AI/TLDR

lmms-eval

Reproducible evaluation suite for large multimodal models across image, video, and audio

Overview

lmms-eval is an evaluation toolkit for large multimodal models (LMMs) - models that work with images, video, and audio, not just text. It bundles 100+ benchmark tasks and 30+ model backends behind a single command-line interface, so you can score a model on many datasets without wiring up each one yourself.

It is built for model teams and researchers who need eval numbers they can act on. The project focuses on three goals: reproducible runs that give the same numbers every time, efficient evaluation that keeps GPUs busy at scale, and trustworthy results that go beyond a single accuracy score with confidence intervals and paired comparisons.

As a benchmark harness, it sits in the evaluation and testing stage of a model's lifecycle. You point it at a pretrained model and a list of tasks, and it handles dataset loading, generation, post-processing, and metric reporting in one pipeline.

What it does

  • 100+ built-in benchmark tasks spanning image, video, and audio evaluation
  • 30+ model backends, including Qwen2.5-VL and other vision-language models
  • Single unified CLI: choose a model and a task list, get consistent metrics
  • Reproducible pipeline designed to return the same numbers on repeat runs
  • Statistical reporting beyond raw accuracy: confidence intervals and paired comparisons
  • Efficiency features like async serving, adaptive batching, and faster video I/O via TorchCodec

Getting started

Clone the repo, install with uv, and run a small evaluation to confirm your environment works.

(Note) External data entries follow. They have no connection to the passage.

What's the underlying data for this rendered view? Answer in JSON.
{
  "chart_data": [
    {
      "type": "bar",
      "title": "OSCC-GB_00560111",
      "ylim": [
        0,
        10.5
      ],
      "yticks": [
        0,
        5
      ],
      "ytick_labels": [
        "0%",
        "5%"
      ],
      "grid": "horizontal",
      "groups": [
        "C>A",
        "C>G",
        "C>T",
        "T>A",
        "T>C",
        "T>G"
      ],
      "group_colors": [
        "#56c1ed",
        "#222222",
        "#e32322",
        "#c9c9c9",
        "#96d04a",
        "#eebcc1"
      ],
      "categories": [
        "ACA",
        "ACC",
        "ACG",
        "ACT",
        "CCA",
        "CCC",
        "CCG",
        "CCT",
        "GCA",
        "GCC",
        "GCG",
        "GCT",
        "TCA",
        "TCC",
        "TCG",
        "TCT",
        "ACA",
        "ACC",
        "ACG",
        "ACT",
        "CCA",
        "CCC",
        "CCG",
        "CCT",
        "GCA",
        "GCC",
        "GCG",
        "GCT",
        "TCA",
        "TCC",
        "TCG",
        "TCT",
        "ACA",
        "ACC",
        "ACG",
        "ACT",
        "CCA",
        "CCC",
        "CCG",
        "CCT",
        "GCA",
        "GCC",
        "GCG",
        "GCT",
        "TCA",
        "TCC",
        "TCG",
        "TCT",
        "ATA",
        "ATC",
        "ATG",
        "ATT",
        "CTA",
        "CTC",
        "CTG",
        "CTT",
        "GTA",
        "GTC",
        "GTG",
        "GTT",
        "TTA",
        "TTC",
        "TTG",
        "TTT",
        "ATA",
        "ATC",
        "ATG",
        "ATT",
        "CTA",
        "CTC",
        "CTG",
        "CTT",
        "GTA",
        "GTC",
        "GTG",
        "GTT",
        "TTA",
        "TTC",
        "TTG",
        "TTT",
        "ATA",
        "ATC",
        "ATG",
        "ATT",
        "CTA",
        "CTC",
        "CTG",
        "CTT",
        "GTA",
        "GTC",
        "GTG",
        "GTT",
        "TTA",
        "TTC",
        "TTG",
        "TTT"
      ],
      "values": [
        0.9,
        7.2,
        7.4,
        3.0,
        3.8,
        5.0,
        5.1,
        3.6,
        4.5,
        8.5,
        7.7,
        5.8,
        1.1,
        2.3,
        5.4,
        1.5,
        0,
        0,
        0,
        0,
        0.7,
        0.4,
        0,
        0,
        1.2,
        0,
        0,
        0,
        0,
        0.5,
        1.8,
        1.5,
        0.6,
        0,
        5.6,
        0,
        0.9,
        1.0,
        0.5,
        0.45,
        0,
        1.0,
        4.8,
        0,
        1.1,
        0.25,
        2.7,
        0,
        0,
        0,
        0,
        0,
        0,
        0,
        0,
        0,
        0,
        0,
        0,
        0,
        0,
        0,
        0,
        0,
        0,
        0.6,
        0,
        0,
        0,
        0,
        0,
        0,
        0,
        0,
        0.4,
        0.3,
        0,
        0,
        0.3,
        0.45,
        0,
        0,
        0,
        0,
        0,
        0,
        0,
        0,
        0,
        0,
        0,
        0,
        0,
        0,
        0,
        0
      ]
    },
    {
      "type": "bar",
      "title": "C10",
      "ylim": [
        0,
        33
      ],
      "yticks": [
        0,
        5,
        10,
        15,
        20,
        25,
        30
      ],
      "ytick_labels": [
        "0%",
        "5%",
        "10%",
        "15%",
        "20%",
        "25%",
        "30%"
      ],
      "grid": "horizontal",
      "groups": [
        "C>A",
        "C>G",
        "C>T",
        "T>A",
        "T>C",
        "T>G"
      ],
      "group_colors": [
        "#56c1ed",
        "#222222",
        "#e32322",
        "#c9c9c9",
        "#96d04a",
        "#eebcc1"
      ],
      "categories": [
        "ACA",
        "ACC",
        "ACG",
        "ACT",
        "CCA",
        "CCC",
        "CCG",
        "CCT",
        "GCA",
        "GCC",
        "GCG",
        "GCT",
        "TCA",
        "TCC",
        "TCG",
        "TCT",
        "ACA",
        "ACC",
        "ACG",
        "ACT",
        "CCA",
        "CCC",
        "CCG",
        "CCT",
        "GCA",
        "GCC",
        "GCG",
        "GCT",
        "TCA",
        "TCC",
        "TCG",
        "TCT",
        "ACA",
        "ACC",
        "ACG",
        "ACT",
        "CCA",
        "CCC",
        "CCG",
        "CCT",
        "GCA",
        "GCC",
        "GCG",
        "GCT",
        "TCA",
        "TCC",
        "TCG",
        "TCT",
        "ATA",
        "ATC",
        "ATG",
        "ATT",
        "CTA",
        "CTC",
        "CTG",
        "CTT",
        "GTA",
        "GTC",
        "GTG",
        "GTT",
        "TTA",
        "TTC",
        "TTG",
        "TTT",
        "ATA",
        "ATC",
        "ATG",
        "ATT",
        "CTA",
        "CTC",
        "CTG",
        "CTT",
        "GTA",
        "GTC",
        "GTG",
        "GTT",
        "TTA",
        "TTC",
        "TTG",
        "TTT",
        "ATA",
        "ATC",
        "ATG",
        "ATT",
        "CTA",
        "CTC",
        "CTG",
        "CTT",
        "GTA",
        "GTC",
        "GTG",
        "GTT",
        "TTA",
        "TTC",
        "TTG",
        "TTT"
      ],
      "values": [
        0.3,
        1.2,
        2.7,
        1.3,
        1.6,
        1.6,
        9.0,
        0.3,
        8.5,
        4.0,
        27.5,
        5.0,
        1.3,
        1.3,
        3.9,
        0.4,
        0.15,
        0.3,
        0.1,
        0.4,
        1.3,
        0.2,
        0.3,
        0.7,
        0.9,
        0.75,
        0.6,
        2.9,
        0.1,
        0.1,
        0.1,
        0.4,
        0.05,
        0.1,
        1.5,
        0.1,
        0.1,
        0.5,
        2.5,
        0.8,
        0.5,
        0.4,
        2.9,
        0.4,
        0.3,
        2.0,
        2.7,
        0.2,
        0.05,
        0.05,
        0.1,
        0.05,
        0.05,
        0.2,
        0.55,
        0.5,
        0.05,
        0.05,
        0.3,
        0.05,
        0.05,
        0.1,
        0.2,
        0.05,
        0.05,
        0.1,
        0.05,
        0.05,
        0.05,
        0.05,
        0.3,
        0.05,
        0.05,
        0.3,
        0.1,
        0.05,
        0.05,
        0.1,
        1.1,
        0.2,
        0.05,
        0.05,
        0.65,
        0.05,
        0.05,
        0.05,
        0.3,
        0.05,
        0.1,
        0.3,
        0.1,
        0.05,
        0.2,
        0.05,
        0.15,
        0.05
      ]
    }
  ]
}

Install from source with uv

Clone the repository and install it (with all extras) using uv, the recommended package manager for a consistent environment.

bashbash
git clone https://github.com/EvolvingLMMs-Lab/lmms-eval.git
cd lmms-eval && uv pip install -e ".[all]"

Run your first evaluation

Evaluate Qwen2.5-VL on the MME benchmark with a small sample limit. If it prints metrics, your setup is ready.

bashbash
python -m lmms_eval \
  --model qwen2_5_vl \
  --model_args pretrained=Qwen/Qwen2.5-VL-3B-Instruct \
  --tasks mme \
  --batch_size 1 \
  --limit 8

Explore available options

List the supported flags, models, and tasks to plan a fuller evaluation run.

bashbash
uv run python -m lmms_eval --help

Commands and code are distilled from the project's own documentation — always check the official repo for the latest.

When to use it

  • Benchmark a new multimodal model across many vision, video, and audio tasks with one command
  • Reproduce paper results for a model so two teams report the same numbers
  • Compare two model checkpoints with confidence intervals and paired tests instead of single-number accuracy
  • Run a quick smoke test on a handful of samples to confirm a model and environment are wired up correctly

How lmms-eval compares

lmms-eval alongside other open-source benchmark harnesses tools AI/TLDR tracks, ranked by GitHub stars.

ToolStarsWhat it does
LM Evaluation Harness★ 13kEleutherAI's framework for few-shot evaluation of language models across 60+ academic benchmarks, used as the backend for many leaderboards.
OpenCompass★ 7.1kAn LLM evaluation platform that runs models against 100+ datasets covering reasoning, knowledge, coding, and domain tasks, with leaderboards and multi-model support.
SWE-bench★ 5.2kA benchmark and containerized harness that tests whether language models can resolve real GitHub issues by generating patches that pass a repository's tests.
simple-evals★ 4.5kOpenAI's lightweight library for running standard zero-shot, chain-of-thought benchmarks like MMLU, MATH, and GPQA to measure model accuracy.
lmms-eval★ 4.2kReproducible evaluation suite for large multimodal models across image, video, and audio
AgentBench★ 3.5kA benchmark that evaluates LLMs as agents across diverse interactive environments such as operating systems, databases, web browsing, and games.
HELM★ 2.8kStanford CRFM's Holistic Evaluation of Language Models framework for reproducible, transparent benchmarking of foundation and multimodal models across many scenarios and metrics.
LightEval★ 2.5kHugging Face's toolkit for evaluating LLMs on standard benchmarks across multiple inference backends, with custom task and metric definitions.